Irónicamente, el destino de Netflix sería convertirse en un sistema de poder, donde se traicionan los orígenes en pos de conquistar el dólar de los populismos y las peores convenciones posmodernas.

En efecto, The Gray Man es símbolo de un posmodernidad vacía y cínica, de un ejercicio estéril de reinvención que carece de la fuerza de un Tarantino, de un Guy Ritchie, ni siquiera de la elegancia sofisticada de un Michael Man, quienes son al final del día los referentes que imita la pobrísima película de los hermanos Russo, copiando tarde lo que hizo Nicolas Winding Refn en Bangkok.

Es difícil explicar la torpeza narrativa de The Gray Man. Apenas decir que sus set pieces implantan con desorden, lo que funcionó mejor en Avengers, que era la destreza técnica para montar una secuencia épica de acción hiperrealista.

La película va quedando como un plagio canchero de La Supremacía Bourne, el Bond de Craig y la franquicia de John Wick, sin lograr igualar su impacto de bajo coste.

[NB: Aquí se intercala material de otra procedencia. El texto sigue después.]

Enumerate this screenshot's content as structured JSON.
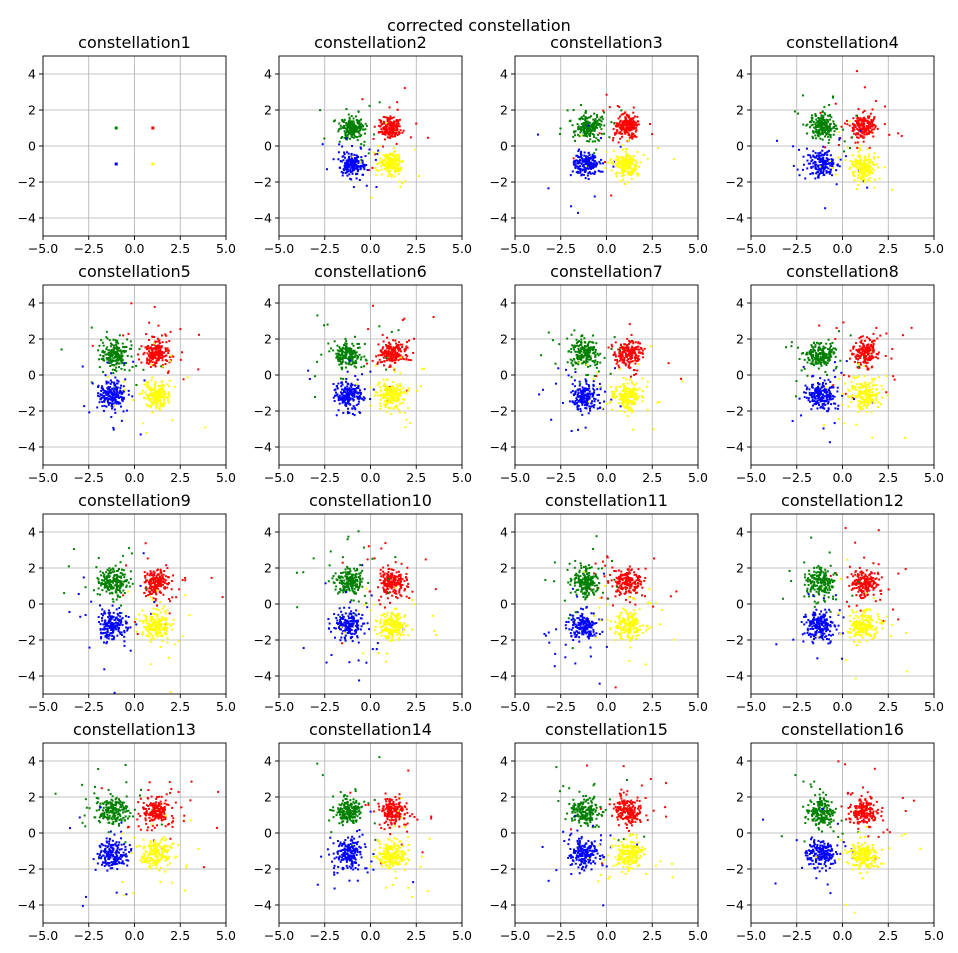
{
  "figure": {
    "suptitle": "corrected constellation"
  },
  "chart_data": {
    "type": "scatter",
    "title": "corrected constellation",
    "grid": true,
    "xlim": [
      -5,
      5
    ],
    "ylim": [
      -5,
      5
    ],
    "xticks": [
      "−5.0",
      "−2.5",
      "0.0",
      "2.5",
      "5.0"
    ],
    "yticks": [
      "−4",
      "−2",
      "0",
      "2",
      "4"
    ],
    "clusters": [
      {
        "color": "#ff0000",
        "center": [
          1,
          1
        ]
      },
      {
        "color": "#008000",
        "center": [
          -1,
          1
        ]
      },
      {
        "color": "#0000ff",
        "center": [
          -1,
          -1
        ]
      },
      {
        "color": "#ffff00",
        "center": [
          1,
          -1
        ]
      }
    ],
    "subplots": [
      {
        "title": "constellation1",
        "spread": 0.0,
        "centers": [
          [
            1,
            1
          ],
          [
            -1,
            1
          ],
          [
            -1,
            -1
          ],
          [
            1,
            -1
          ]
        ],
        "points_per_cluster": 1
      },
      {
        "title": "constellation2",
        "spread": 0.3,
        "centers": [
          [
            1.1,
            1.0
          ],
          [
            -1.0,
            1.0
          ],
          [
            -1.0,
            -1.0
          ],
          [
            1.1,
            -1.0
          ]
        ],
        "points_per_cluster": 200
      },
      {
        "title": "constellation3",
        "spread": 0.32,
        "centers": [
          [
            1.1,
            1.1
          ],
          [
            -1.0,
            1.0
          ],
          [
            -1.1,
            -1.0
          ],
          [
            1.1,
            -1.0
          ]
        ],
        "points_per_cluster": 200
      },
      {
        "title": "constellation4",
        "spread": 0.34,
        "centers": [
          [
            1.1,
            1.1
          ],
          [
            -1.1,
            1.1
          ],
          [
            -1.1,
            -1.0
          ],
          [
            1.1,
            -1.1
          ]
        ],
        "points_per_cluster": 200
      },
      {
        "title": "constellation5",
        "spread": 0.36,
        "centers": [
          [
            1.2,
            1.2
          ],
          [
            -1.1,
            1.1
          ],
          [
            -1.2,
            -1.1
          ],
          [
            1.2,
            -1.1
          ]
        ],
        "points_per_cluster": 200
      },
      {
        "title": "constellation6",
        "spread": 0.36,
        "centers": [
          [
            1.2,
            1.2
          ],
          [
            -1.2,
            1.1
          ],
          [
            -1.2,
            -1.1
          ],
          [
            1.2,
            -1.1
          ]
        ],
        "points_per_cluster": 200
      },
      {
        "title": "constellation7",
        "spread": 0.37,
        "centers": [
          [
            1.2,
            1.2
          ],
          [
            -1.2,
            1.2
          ],
          [
            -1.2,
            -1.2
          ],
          [
            1.2,
            -1.2
          ]
        ],
        "points_per_cluster": 200
      },
      {
        "title": "constellation8",
        "spread": 0.37,
        "centers": [
          [
            1.2,
            1.2
          ],
          [
            -1.2,
            1.1
          ],
          [
            -1.2,
            -1.2
          ],
          [
            1.2,
            -1.1
          ]
        ],
        "points_per_cluster": 200
      },
      {
        "title": "constellation9",
        "spread": 0.38,
        "centers": [
          [
            1.2,
            1.2
          ],
          [
            -1.2,
            1.2
          ],
          [
            -1.2,
            -1.2
          ],
          [
            1.2,
            -1.2
          ]
        ],
        "points_per_cluster": 200
      },
      {
        "title": "constellation10",
        "spread": 0.38,
        "centers": [
          [
            1.2,
            1.2
          ],
          [
            -1.2,
            1.2
          ],
          [
            -1.2,
            -1.2
          ],
          [
            1.2,
            -1.2
          ]
        ],
        "points_per_cluster": 200
      },
      {
        "title": "constellation11",
        "spread": 0.38,
        "centers": [
          [
            1.2,
            1.2
          ],
          [
            -1.2,
            1.2
          ],
          [
            -1.2,
            -1.2
          ],
          [
            1.2,
            -1.2
          ]
        ],
        "points_per_cluster": 200
      },
      {
        "title": "constellation12",
        "spread": 0.38,
        "centers": [
          [
            1.2,
            1.2
          ],
          [
            -1.2,
            1.2
          ],
          [
            -1.2,
            -1.2
          ],
          [
            1.2,
            -1.2
          ]
        ],
        "points_per_cluster": 200
      },
      {
        "title": "constellation13",
        "spread": 0.38,
        "centers": [
          [
            1.2,
            1.2
          ],
          [
            -1.2,
            1.2
          ],
          [
            -1.2,
            -1.2
          ],
          [
            1.2,
            -1.2
          ]
        ],
        "points_per_cluster": 200
      },
      {
        "title": "constellation14",
        "spread": 0.38,
        "centers": [
          [
            1.2,
            1.2
          ],
          [
            -1.2,
            1.2
          ],
          [
            -1.2,
            -1.2
          ],
          [
            1.2,
            -1.2
          ]
        ],
        "points_per_cluster": 200
      },
      {
        "title": "constellation15",
        "spread": 0.38,
        "centers": [
          [
            1.2,
            1.2
          ],
          [
            -1.2,
            1.2
          ],
          [
            -1.2,
            -1.2
          ],
          [
            1.2,
            -1.2
          ]
        ],
        "points_per_cluster": 200
      },
      {
        "title": "constellation16",
        "spread": 0.38,
        "centers": [
          [
            1.2,
            1.2
          ],
          [
            -1.2,
            1.2
          ],
          [
            -1.2,
            -1.2
          ],
          [
            1.2,
            -1.2
          ]
        ],
        "points_per_cluster": 200
      }
    ]
  }
}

El dinero en los Russo lo que provoca es su gula, su atragantamiento de efectos, extraviando el foco entre tantos juguetes a su disposición. Nada más vean el uso y abuso del dron, creando unas imágenes que además de distractoras, no aportan mayor cosa a la historia.

Por último el guion fracasa a la hora de dotar de humanidad y complejidad a unos personajes, que ni la caricatura del villano o la melancolía fría del héroe, pueden compensar.

A The Gray Man la estudiaremos y citaremos como un fiasco monumental, que redime y rescata a la fallida Red Notice.

El tema es la sobrevaloración de los Russo, que creen que ruedan y firman un filme, cuando en verdad hacen una tontería de film noir.

Prefiero recomendarles los originales de Brian De Palma, las obras maestras de Michael Mann.

El barroquismo de los Russo es la nada.